Canadian Currency Touches 4-Year Low Before BanK Meets
The Canadian dollar weakened to C$1.10 for the first time in more than four years amid speculation the U.S. Federal Reserve will slow its monetary stimulus as the Bank of Canada signals more may be on the way.
The currency sank against most major peers before a central-bank rate decision tomorrow that will follow weaker-than-forecast economic reports this month. The bank may signal in a policy statement it favors lower interest rates, only three months after dropping a bias toward higher rates. The Fed will keep reducing monthly bond purchases it makes to spur economic growth, according to economists in a Bloomberg survey.
“The impression these two central banks are going in opposite directions really takes the stuffing out of the Canadian dollar,” David Tulk, chief macro strategist at Toronto-Dominion Bank’s TD Securities, said from Toronto in a phone interview. “The next logical step is for the bank to adopt an outright easing bias. Instead of the long-held view that the next move by the Bank of Canada would be up, that it would be down.”
The loonie, as the Canadian dollar is known for the image of the aquatic bird on the C$1 coin, depreciated 0.2 percent to C$1.0967 per U.S. dollar at 5 p.m. in Toronto. It touched C$1.1019, the weakest level since Sept. 4, 2009. One loonie buys 91.18 U.S. cents.
The currency pared losses after data today showed Canadian factory sales in November gained 1 percent to C$50.5 billion ($46 billion), the highest in almost two years. Economists in a Bloomberg News survey forecast a 0.3 percent increase.
The loonie may be poised to reverse its decline, a technical indicator signaled. The currency’s 14-day relative-strength index fell for a sixth day below 30, the level that shows the currency may have weakened too much against its U.S. counterpart. It was the longest stretch below the threshold since March 2013.
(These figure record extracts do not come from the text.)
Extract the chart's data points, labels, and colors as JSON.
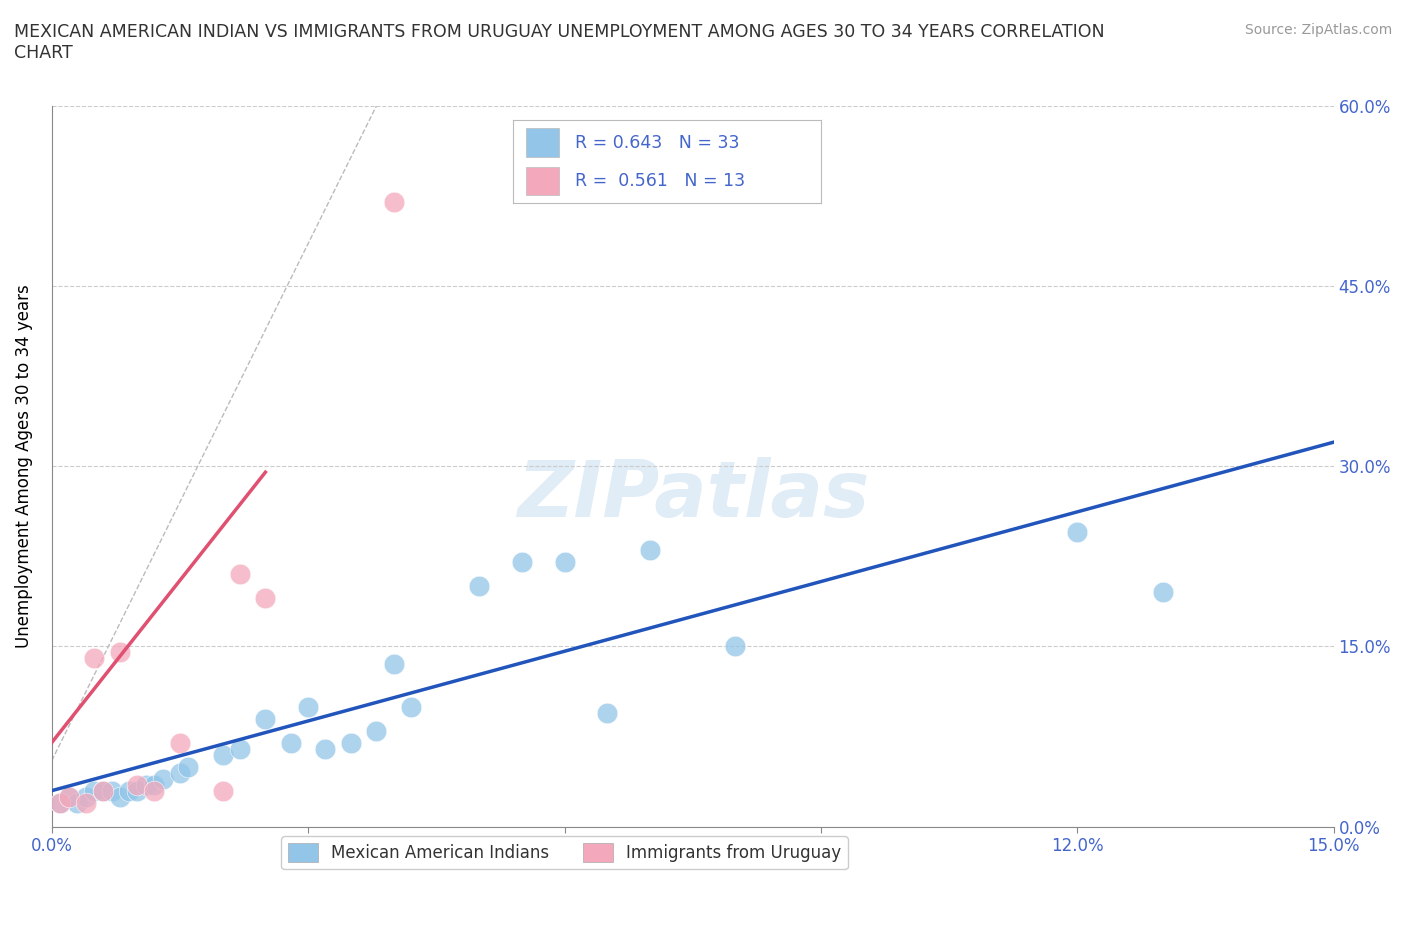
{
  "title": "MEXICAN AMERICAN INDIAN VS IMMIGRANTS FROM URUGUAY UNEMPLOYMENT AMONG AGES 30 TO 34 YEARS CORRELATION\nCHART",
  "source_text": "Source: ZipAtlas.com",
  "ylabel": "Unemployment Among Ages 30 to 34 years",
  "xlim": [
    0.0,
    0.15
  ],
  "ylim": [
    0.0,
    0.6
  ],
  "ytick_vals": [
    0.0,
    0.15,
    0.3,
    0.45,
    0.6
  ],
  "xtick_vals": [
    0.0,
    0.03,
    0.06,
    0.09,
    0.12,
    0.15
  ],
  "blue_color": "#92c5e8",
  "pink_color": "#f4a8bb",
  "blue_line_color": "#2255bb",
  "pink_line_color": "#e05070",
  "tick_label_color": "#4466cc",
  "watermark": "ZIPatlas",
  "R_blue": 0.643,
  "N_blue": 33,
  "R_pink": 0.561,
  "N_pink": 13,
  "blue_scatter_x": [
    0.001,
    0.002,
    0.003,
    0.004,
    0.005,
    0.006,
    0.007,
    0.008,
    0.009,
    0.01,
    0.011,
    0.012,
    0.013,
    0.015,
    0.016,
    0.02,
    0.022,
    0.025,
    0.028,
    0.03,
    0.032,
    0.035,
    0.038,
    0.04,
    0.042,
    0.05,
    0.055,
    0.06,
    0.065,
    0.07,
    0.08,
    0.12,
    0.13
  ],
  "blue_scatter_y": [
    0.02,
    0.025,
    0.02,
    0.025,
    0.03,
    0.03,
    0.03,
    0.025,
    0.03,
    0.03,
    0.035,
    0.035,
    0.04,
    0.045,
    0.05,
    0.06,
    0.065,
    0.09,
    0.07,
    0.1,
    0.065,
    0.07,
    0.08,
    0.135,
    0.1,
    0.2,
    0.22,
    0.22,
    0.095,
    0.23,
    0.15,
    0.245,
    0.195
  ],
  "pink_scatter_x": [
    0.001,
    0.002,
    0.004,
    0.005,
    0.006,
    0.008,
    0.01,
    0.012,
    0.015,
    0.02,
    0.022,
    0.025,
    0.04
  ],
  "pink_scatter_y": [
    0.02,
    0.025,
    0.02,
    0.14,
    0.03,
    0.145,
    0.035,
    0.03,
    0.07,
    0.03,
    0.21,
    0.19,
    0.52
  ],
  "blue_line_x": [
    0.0,
    0.15
  ],
  "blue_line_y": [
    0.03,
    0.32
  ],
  "pink_line_x": [
    0.0,
    0.025
  ],
  "pink_line_y": [
    0.07,
    0.295
  ],
  "gray_line_x": [
    0.0,
    0.038
  ],
  "gray_line_y": [
    0.055,
    0.6
  ],
  "legend_labels": [
    "Mexican American Indians",
    "Immigrants from Uruguay"
  ],
  "background_color": "#ffffff",
  "grid_color": "#cccccc"
}
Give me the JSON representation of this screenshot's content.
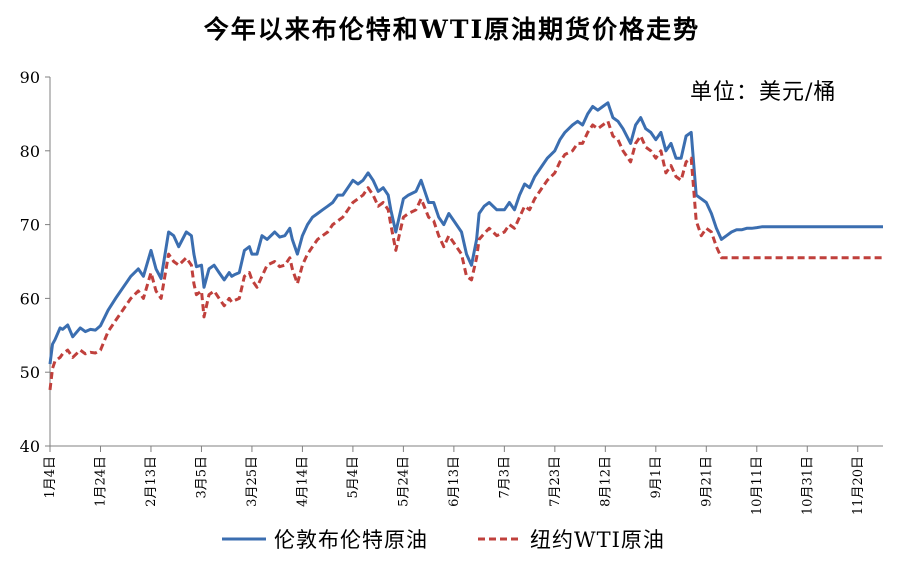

Canada’s benchmark 10-year government bonds declined for the first time in five days, pushing yields up two basis points, or 0.02 percentage point, to 2.51 percent. They sank yesterday to 2.47 percent, the lowest since Nov. 1. The price of the 1.5 percent securities due in June 2023 fell 13 cents to C$91.67.
U.S. interest rates have risen as the Federal Reserve reduced the size of the monthly bond purchases it makes to depress borrowing costs to $75 billion this month, from $85 billion. The Fed will keep tapering the purchases in $10 billion increments at each of its policy meetings this year, according to a Jan. 10 Bloomberg survey of 41 economists.
The Canadian dollar has lost 6.2 percent since Bank of Canada Governor Stephen Poloz on Oct. 23 dropped language about raising interest rates that had been inserted more than a year earlier by his predecessor, Mark Carney.
Speculators have increased bets against the loonie this year as Canada reported a November trade deficit nine times wider than forecast and the first net job losses in five months in December. The trade shortfall was C$940 million, versus a C$100 million forecast in a Bloomberg survey, while the nation lost 45,900 positions, compared with a Bloomberg poll’s projection for a gain of 14,100.
The difference in the number of wagers by hedge funds and other large speculators on a decline in the Canadian dollar against the greenback compared with those on a gain, known as net shorts, increased to 67,345 as of Jan. 14, the widest since May, data from the Washington-based Commodity Futures Trading Commission show.
The Bank of Canada is forecast to leave its benchmark interest rate unchanged at 1 percent tomorrow by all 21 economists in a Bloomberg survey. The bank won’t add an easing bias at the meeting, according to economists in a separate Bloomberg poll conducted last week.
“We’re not expecting any change,” said Ian Gordon, Group of 10 foreign-exchange strategist at Bank of America Corp., by phone from New York. “Because the market has priced in a shift toward an easing bias, given the price action we’ve seen, if they don’t change anything, the risk is you get a strengthening of the Canadian dollar because some of those people were expecting an explicit shift.”
Gordon said his bank’s internal flow data show clients paring bets against the loonie before the central-bank meeting.
The Canadian dollar dropped 3 percent over the past month in a basket of 10 developed-nation currencies tracked by the Bloomberg Correlation-Weighted Index, the worst performance. The U.S. dollar rose 0.4 percent.